どことなく、軽そうな印象を受ける口調の男だった。
「わたくしはあくまでも指示に従っただけですわ。本当はもっと別の意図があったようですけれど。あなたこそ、最初からずっとそこで見ていらしたのでしょう? 殿方が覗き見だなんて、感心しませんわよ?」
女は口元に笑みを浮かべながら、振り返りもせずに話を続ける。
お互い顔見知りなのか、ギスギスした雰囲気は感じられなかった。
「そこはお互い様ということで。あぁ、もう少し早ければ俺の獲物だったのになぁ……。二人へ同時に依頼出すのは勘弁してほしいよね。このままじゃ、今日のバイト代ゼロだよ? これじゃ、我が親友みたいじゃないか」
きっと、大げさに両手を広げて茶化しているのだろう。
女は雰囲気で察すると、クスリと笑う。
「あら、そうでしたの?」
「まあ、いいけどさ。久々に楽しいものが見られたし、キミの怖さも改めて分かったからね。それじゃ、俺は本来のバイトに戻るよ。またね」
言った男の気配は瞬時に消え去った。
ログアウトとは異なる、微風を感じるようなデータの流れ。
どこか別の場所へシフトしたようだった。
静かになったところで、女は残された人物に目を移す。そこには主が居なくなった後も、閉鎖領域に立ち尽くすナビゲーターが居る。

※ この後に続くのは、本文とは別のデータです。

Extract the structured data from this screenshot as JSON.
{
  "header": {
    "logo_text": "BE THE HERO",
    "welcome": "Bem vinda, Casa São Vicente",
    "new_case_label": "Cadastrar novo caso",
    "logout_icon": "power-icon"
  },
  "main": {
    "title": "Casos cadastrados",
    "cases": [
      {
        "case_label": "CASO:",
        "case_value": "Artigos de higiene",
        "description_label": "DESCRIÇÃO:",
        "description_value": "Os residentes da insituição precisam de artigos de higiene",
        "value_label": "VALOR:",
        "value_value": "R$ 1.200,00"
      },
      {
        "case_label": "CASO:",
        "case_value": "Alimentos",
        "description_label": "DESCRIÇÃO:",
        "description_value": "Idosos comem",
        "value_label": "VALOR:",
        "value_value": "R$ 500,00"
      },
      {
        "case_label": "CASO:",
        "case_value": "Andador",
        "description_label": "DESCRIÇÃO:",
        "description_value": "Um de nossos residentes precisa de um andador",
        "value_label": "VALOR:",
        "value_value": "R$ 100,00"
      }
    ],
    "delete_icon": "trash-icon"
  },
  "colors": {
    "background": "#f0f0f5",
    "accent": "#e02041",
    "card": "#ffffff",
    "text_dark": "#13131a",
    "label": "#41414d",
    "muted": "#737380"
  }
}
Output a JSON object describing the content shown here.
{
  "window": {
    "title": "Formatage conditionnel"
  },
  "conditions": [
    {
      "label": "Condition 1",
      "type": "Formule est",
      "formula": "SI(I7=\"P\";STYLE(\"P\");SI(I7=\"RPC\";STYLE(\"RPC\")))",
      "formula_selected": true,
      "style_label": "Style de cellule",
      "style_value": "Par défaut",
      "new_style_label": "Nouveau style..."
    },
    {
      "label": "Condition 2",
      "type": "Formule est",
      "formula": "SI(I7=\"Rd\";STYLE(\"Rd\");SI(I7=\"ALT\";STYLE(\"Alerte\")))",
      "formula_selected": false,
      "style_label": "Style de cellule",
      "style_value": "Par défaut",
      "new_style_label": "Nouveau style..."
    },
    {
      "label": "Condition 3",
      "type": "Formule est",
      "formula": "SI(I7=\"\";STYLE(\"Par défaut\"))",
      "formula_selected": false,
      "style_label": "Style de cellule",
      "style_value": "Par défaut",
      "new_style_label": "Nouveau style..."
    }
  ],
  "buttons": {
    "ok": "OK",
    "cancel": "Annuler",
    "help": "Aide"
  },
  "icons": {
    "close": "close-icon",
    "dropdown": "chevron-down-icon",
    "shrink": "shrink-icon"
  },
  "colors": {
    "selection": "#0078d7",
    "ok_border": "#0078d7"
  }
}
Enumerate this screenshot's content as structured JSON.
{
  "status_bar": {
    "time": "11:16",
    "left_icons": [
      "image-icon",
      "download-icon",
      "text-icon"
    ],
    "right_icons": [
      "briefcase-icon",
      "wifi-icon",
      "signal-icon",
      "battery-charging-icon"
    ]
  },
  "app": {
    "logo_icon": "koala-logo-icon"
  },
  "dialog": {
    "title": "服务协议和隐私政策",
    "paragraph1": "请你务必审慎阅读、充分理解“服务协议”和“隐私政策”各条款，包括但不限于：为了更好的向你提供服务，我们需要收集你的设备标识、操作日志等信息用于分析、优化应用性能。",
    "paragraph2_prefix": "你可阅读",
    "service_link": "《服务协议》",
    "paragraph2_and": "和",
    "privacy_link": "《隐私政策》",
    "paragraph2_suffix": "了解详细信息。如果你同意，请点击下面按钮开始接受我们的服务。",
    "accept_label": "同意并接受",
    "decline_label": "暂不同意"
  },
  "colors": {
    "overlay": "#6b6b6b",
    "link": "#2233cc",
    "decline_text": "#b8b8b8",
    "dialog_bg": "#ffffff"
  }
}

通常はログアウトすると、自動的にデータ化されて持ち主へ戻される。しかし、今回のように犯罪者の持ち物となると話は別だ。
「これも規則。恨むなら、あなたの主を恨んで下さいましね」
忠犬のように佇むナビゲーターに向かって、女はそっと声を掛けた。
それは同情しているのか、とても優しげな声だった。
(ごめんなさいね)
女が小さく呟くと、彼女の周囲にほんの一瞬、画面のようなものが現れて消える。
すると、ドーム状に展開されていた閉鎖領域は、波打つように歪み始め、最後にはシャボン玉のように弾けてデータの塵へと還っていく。
程なくして、異物として削除対象になったナビゲーターは、本日も正常稼働中のセキュリティシステムによって速やかに排除されたのだった。
そして、辺りに静寂が訪れる頃、女の姿は影も形も見当たらなかった。